Most infants spit up after eating. Although messy, it poses no serious health risk. The occurrences peak when the baby reaches four months old and often last until he is approximately 12 months old. Most babies appear oblivious to the spit up and it causes them no discomfort. Parents should remember to not make a big deal about it or the baby may become frightened and begin to cry.
Babies spit up because the flap at the end of their esophagus, known as the lower esophageal sphincter, is slow to develop and mature. The flap works like a valve to keep the contents of the stomach back so it does not rise up the esophagus, into the mouth and out.
When a baby consumes its food rapidly or takes in an excessive amount of milk he is more at risk of suffering from spit up. Infants born prematurely are also more at risk from suffering excessive spit up because their esophageal flap is even more immature and weak than a full term baby.
If the baby appears to suffer excessive coughing after spitting up or shows physical discomfort the parent should contact a pediatrician immediately.
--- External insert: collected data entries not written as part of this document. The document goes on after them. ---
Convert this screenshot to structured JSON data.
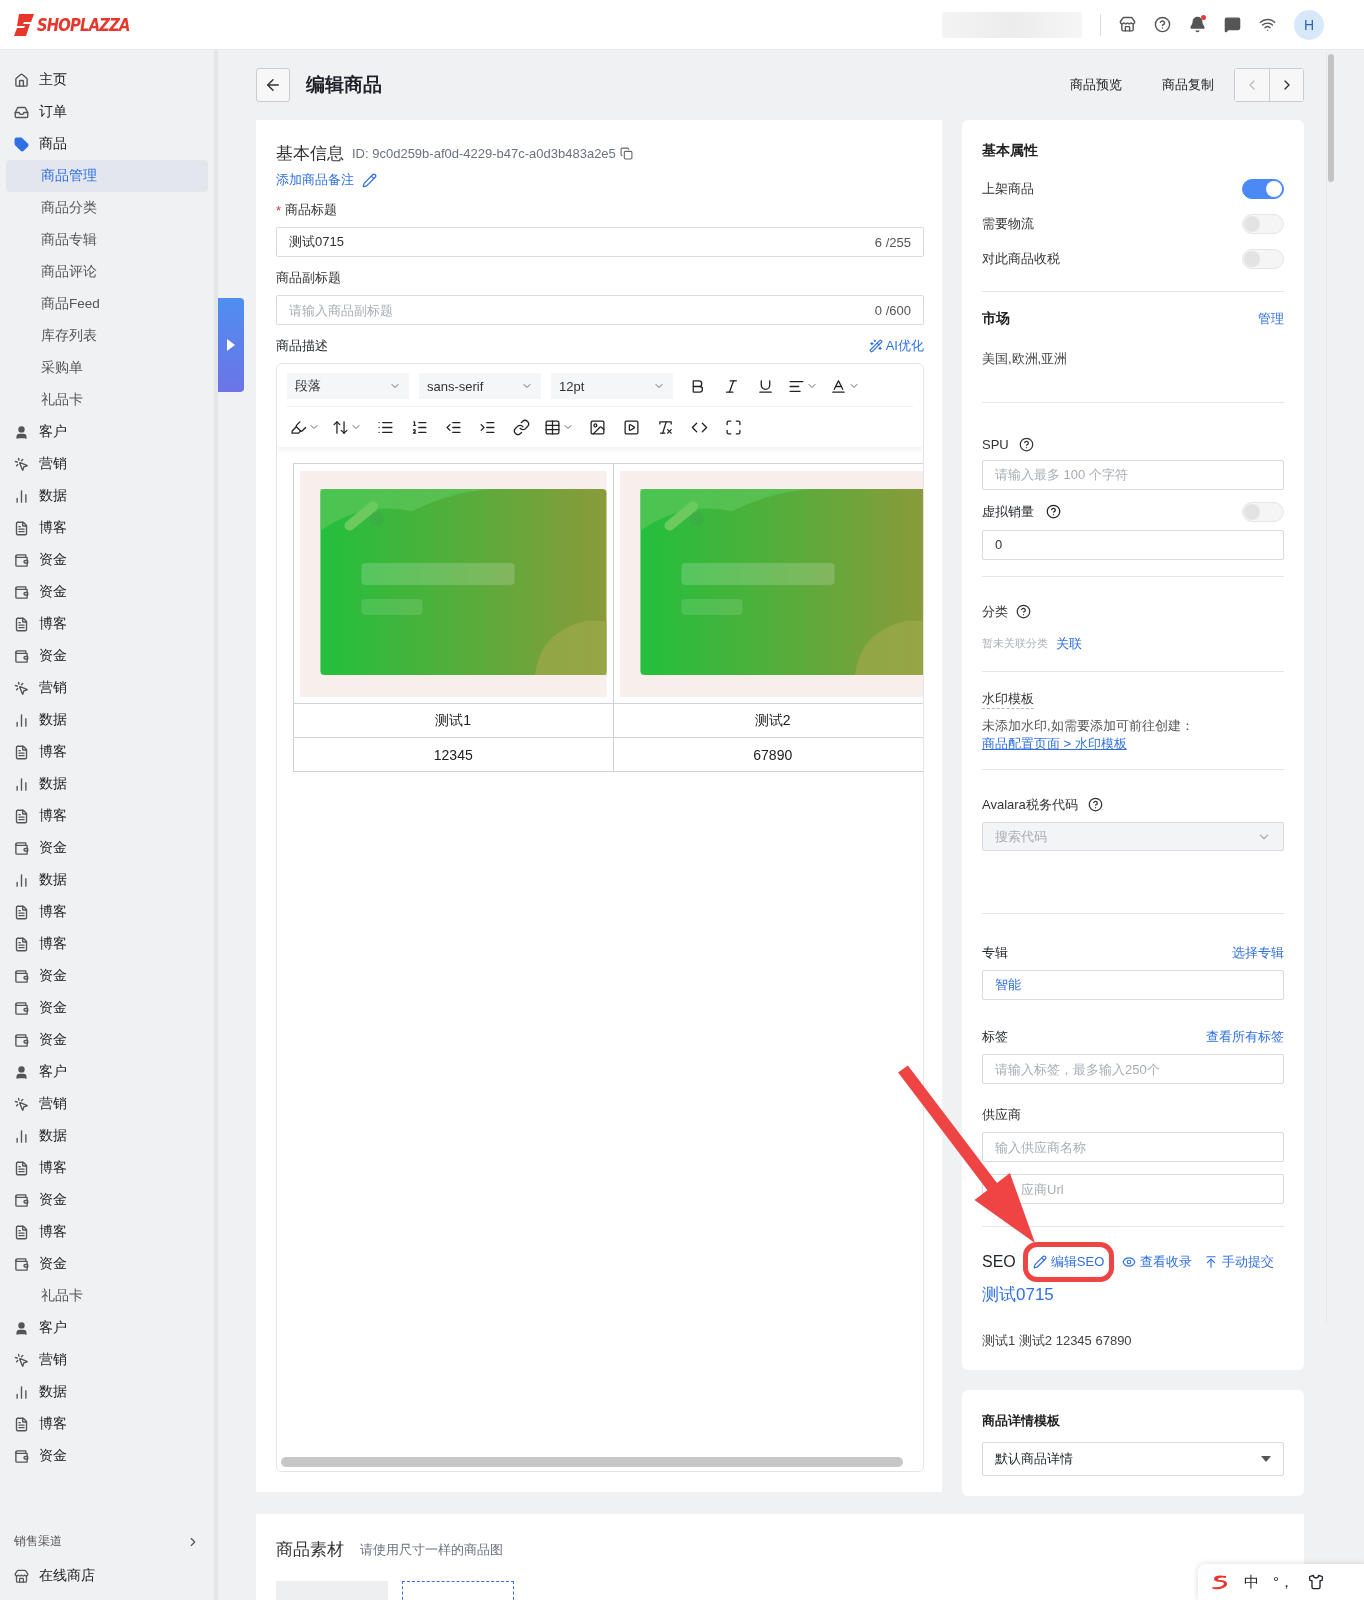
{
  "header": {
    "logo": "SHOPLAZZA",
    "avatar": "H",
    "notification_dot": true
  },
  "sidebar": {
    "items": [
      {
        "label": "主页",
        "kind": "home",
        "selected": false
      },
      {
        "label": "订单",
        "kind": "orders",
        "selected": false
      },
      {
        "label": "商品",
        "kind": "products",
        "selected": false
      },
      {
        "label": "商品管理",
        "kind": "sub",
        "selected": true
      },
      {
        "label": "商品分类",
        "kind": "sub",
        "selected": false
      },
      {
        "label": "商品专辑",
        "kind": "sub",
        "selected": false
      },
      {
        "label": "商品评论",
        "kind": "sub",
        "selected": false
      },
      {
        "label": "商品Feed",
        "kind": "sub",
        "selected": false
      },
      {
        "label": "库存列表",
        "kind": "sub",
        "selected": false
      },
      {
        "label": "采购单",
        "kind": "sub",
        "selected": false
      },
      {
        "label": "礼品卡",
        "kind": "sub",
        "selected": false
      },
      {
        "label": "客户",
        "kind": "customers",
        "selected": false
      },
      {
        "label": "营销",
        "kind": "marketing",
        "selected": false
      },
      {
        "label": "数据",
        "kind": "analytics",
        "selected": false
      },
      {
        "label": "博客",
        "kind": "blog",
        "selected": false
      },
      {
        "label": "资金",
        "kind": "finance",
        "selected": false
      },
      {
        "label": "资金",
        "kind": "finance",
        "selected": false
      },
      {
        "label": "博客",
        "kind": "blog",
        "selected": false
      },
      {
        "label": "资金",
        "kind": "finance",
        "selected": false
      },
      {
        "label": "营销",
        "kind": "marketing",
        "selected": false
      },
      {
        "label": "数据",
        "kind": "analytics",
        "selected": false
      },
      {
        "label": "博客",
        "kind": "blog",
        "selected": false
      },
      {
        "label": "数据",
        "kind": "analytics",
        "selected": false
      },
      {
        "label": "博客",
        "kind": "blog",
        "selected": false
      },
      {
        "label": "资金",
        "kind": "finance",
        "selected": false
      },
      {
        "label": "数据",
        "kind": "analytics",
        "selected": false
      },
      {
        "label": "博客",
        "kind": "blog",
        "selected": false
      },
      {
        "label": "博客",
        "kind": "blog",
        "selected": false
      },
      {
        "label": "资金",
        "kind": "finance",
        "selected": false
      },
      {
        "label": "资金",
        "kind": "finance",
        "selected": false
      },
      {
        "label": "资金",
        "kind": "finance",
        "selected": false
      },
      {
        "label": "客户",
        "kind": "customers",
        "selected": false
      },
      {
        "label": "营销",
        "kind": "marketing",
        "selected": false
      },
      {
        "label": "数据",
        "kind": "analytics",
        "selected": false
      },
      {
        "label": "博客",
        "kind": "blog",
        "selected": false
      },
      {
        "label": "资金",
        "kind": "finance",
        "selected": false
      },
      {
        "label": "博客",
        "kind": "blog",
        "selected": false
      },
      {
        "label": "资金",
        "kind": "finance",
        "selected": false
      },
      {
        "label": "礼品卡",
        "kind": "sub",
        "selected": false
      },
      {
        "label": "客户",
        "kind": "customers",
        "selected": false
      },
      {
        "label": "营销",
        "kind": "marketing",
        "selected": false
      },
      {
        "label": "数据",
        "kind": "analytics",
        "selected": false
      },
      {
        "label": "博客",
        "kind": "blog",
        "selected": false
      },
      {
        "label": "资金",
        "kind": "finance",
        "selected": false
      }
    ],
    "section": "销售渠道",
    "section_item": "在线商店"
  },
  "page": {
    "title": "编辑商品",
    "actions": [
      "商品预览",
      "商品复制"
    ]
  },
  "basic_info": {
    "title": "基本信息",
    "id": "ID: 9c0d259b-af0d-4229-b47c-a0d3b483a2e5",
    "note_link": "添加商品备注",
    "title_field": {
      "label": "商品标题",
      "required": true,
      "required_mark": "*",
      "value": "测试0715",
      "count": "6 /255"
    },
    "subtitle_field": {
      "label": "商品副标题",
      "placeholder": "请输入商品副标题",
      "count": "0 /600"
    },
    "description": {
      "label": "商品描述",
      "ai_action": "AI优化",
      "toolbar": {
        "block_format": "段落",
        "font": "sans-serif",
        "size": "12pt"
      },
      "table": {
        "images": [
          {
            "kind": "picture"
          },
          {
            "kind": "picture"
          }
        ],
        "rows": [
          [
            "测试1",
            "测试2"
          ],
          [
            "12345",
            "67890"
          ]
        ]
      }
    }
  },
  "attributes": {
    "title": "基本属性",
    "toggles": [
      {
        "label": "上架商品",
        "on": true
      },
      {
        "label": "需要物流",
        "on": false
      },
      {
        "label": "对此商品收税",
        "on": false
      }
    ],
    "market": {
      "title": "市场",
      "action": "管理",
      "value": "美国,欧洲,亚洲"
    },
    "spu": {
      "label": "SPU",
      "placeholder": "请输入最多 100 个字符"
    },
    "virtual_sales": {
      "label": "虚拟销量",
      "on": false,
      "value": "0"
    },
    "category": {
      "label": "分类",
      "empty": "暂未关联分类",
      "action": "关联"
    },
    "watermark": {
      "label": "水印模板",
      "text": "未添加水印,如需要添加可前往创建：",
      "link": "商品配置页面 > 水印模板"
    },
    "avalara": {
      "label": "Avalara税务代码",
      "placeholder": "搜索代码"
    },
    "collection": {
      "label": "专辑",
      "action": "选择专辑",
      "value": "智能"
    },
    "tags": {
      "label": "标签",
      "action": "查看所有标签",
      "placeholder": "请输入标签，最多输入250个"
    },
    "supplier": {
      "label": "供应商",
      "name_placeholder": "输入供应商名称",
      "url_placeholder": "应商Url"
    },
    "seo": {
      "label": "SEO",
      "actions": [
        {
          "label": "编辑SEO",
          "kind": "edit",
          "highlighted": true
        },
        {
          "label": "查看收录",
          "kind": "view",
          "highlighted": false
        },
        {
          "label": "手动提交",
          "kind": "submit",
          "highlighted": false
        }
      ],
      "title": "测试0715",
      "description": "测试1 测试2 12345 67890"
    }
  },
  "template": {
    "title": "商品详情模板",
    "value": "默认商品详情"
  },
  "media": {
    "title": "商品素材",
    "hint": "请使用尺寸一样的商品图"
  },
  "ime": {
    "mode": "中",
    "punctuation": "°，"
  }
}
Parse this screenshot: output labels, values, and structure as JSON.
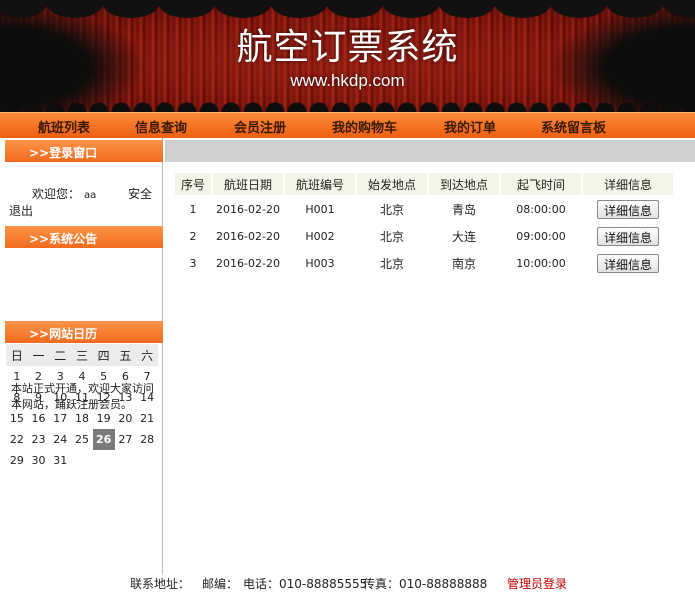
{
  "banner": {
    "title": "航空订票系统",
    "url": "www.hkdp.com"
  },
  "nav": [
    "航班列表",
    "信息查询",
    "会员注册",
    "我的购物车",
    "我的订单",
    "系统留言板"
  ],
  "sidebar": {
    "login": {
      "heading": ">>登录窗口",
      "welcome": "欢迎您：",
      "user": "aa",
      "safe_logout": "安全",
      "logout": "退出"
    },
    "announcement": {
      "heading": ">>系统公告",
      "text": "本站正式开通，欢迎大家访问本网站，踊跃注册会员。"
    },
    "calendar": {
      "heading": ">>网站日历",
      "weekdays": [
        "日",
        "一",
        "二",
        "三",
        "四",
        "五",
        "六"
      ],
      "weeks": [
        [
          "1",
          "2",
          "3",
          "4",
          "5",
          "6",
          "7"
        ],
        [
          "8",
          "9",
          "10",
          "11",
          "12",
          "13",
          "14"
        ],
        [
          "15",
          "16",
          "17",
          "18",
          "19",
          "20",
          "21"
        ],
        [
          "22",
          "23",
          "24",
          "25",
          "26",
          "27",
          "28"
        ],
        [
          "29",
          "30",
          "31",
          "",
          "",
          "",
          ""
        ]
      ],
      "today": "26"
    }
  },
  "flights": {
    "columns": [
      "序号",
      "航班日期",
      "航班编号",
      "始发地点",
      "到达地点",
      "起飞时间",
      "详细信息"
    ],
    "rows": [
      {
        "no": "1",
        "date": "2016-02-20",
        "code": "H001",
        "from": "北京",
        "to": "青岛",
        "time": "08:00:00",
        "action": "详细信息"
      },
      {
        "no": "2",
        "date": "2016-02-20",
        "code": "H002",
        "from": "北京",
        "to": "大连",
        "time": "09:00:00",
        "action": "详细信息"
      },
      {
        "no": "3",
        "date": "2016-02-20",
        "code": "H003",
        "from": "北京",
        "to": "南京",
        "time": "10:00:00",
        "action": "详细信息"
      }
    ]
  },
  "footer": {
    "address": "联系地址：",
    "zip": "邮编：",
    "phone": "电话：010-88885555",
    "fax": "传真：010-88888888",
    "admin": "管理员登录"
  },
  "colors": {
    "nav_orange": "#f07020",
    "admin_red": "#c00000",
    "today_gray": "#7a7a7a"
  }
}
Infants who do not gain adequate weight may be suffering from Gastroesophageal Reflux Disease (GERD). The disorder causes excessive acid in to back up into the esophagus which can cause pain and discomfort for the infant. GERD is often difficult for a physician to diagnosis because the infant often may not actually spit up the substance but shows symptoms similar to colic.
To reduce spit up, consider feeding the infant in an propped upright position. Keep the baby sitting upright for approximately 30 minutes after feeding to help reduce the spit up. Some parents use wedges in the infant's crib to prompt his head upward so he does not suffer spit up while sleeping but placing a pillow into a child's crib can pose a serious danger to the baby. Consult your pediatrician before using a wedge to support your infants head to determine if it is safe or not.
Parents using a bottle to feed their baby should always use an age appropriate nipple. Nipples designed for older babies often have a faster milk flow rate. The faster flow rate rapidly feeds the infant and can make spit up even worse. A baby fed using a fast flow bottle nipple will also gulp excessive air which can cause him to suffer spit up, hiccups and excessive gas buildup.
After feeding the baby always take time to burp him. Some mothers stop halfway through the feeding to burp their baby which also helps reduce the risk of spit up. Reducing the amount of milk or food fed on each feeding will also help relieve spit up.
Avoid excessive play and bouncing after feeding the baby. Jiggling or bouncing the baby will increase the likelihood that he will spit up.
Keep rags on hand to rapidly wipe up the spit up. Spit up on clothing often stains if prompt care is not taken to reduce the spot's effect. Consider placing a bib under on your baby to keep his clothes clean when spit up does happen. Packing several bibs in a diaper bag will give the parent the option of swapping out the dirty bibs for clean ones when out and about.
Feeding your infant should be a calm and happy experience. It should never be rushed. Its an ideal bonding time that should always be relished. Feeding an infant in a relaxed environment will also help calm his stomach and reduce the risk of a possible spit up from occurring. A rushed feeding or distractions often cause an infant to gulp air or eat fast which will cause him to spit up when done. Consider sitting in a room with the lights soft and placing soothing music on so the infant is calm and relaxed.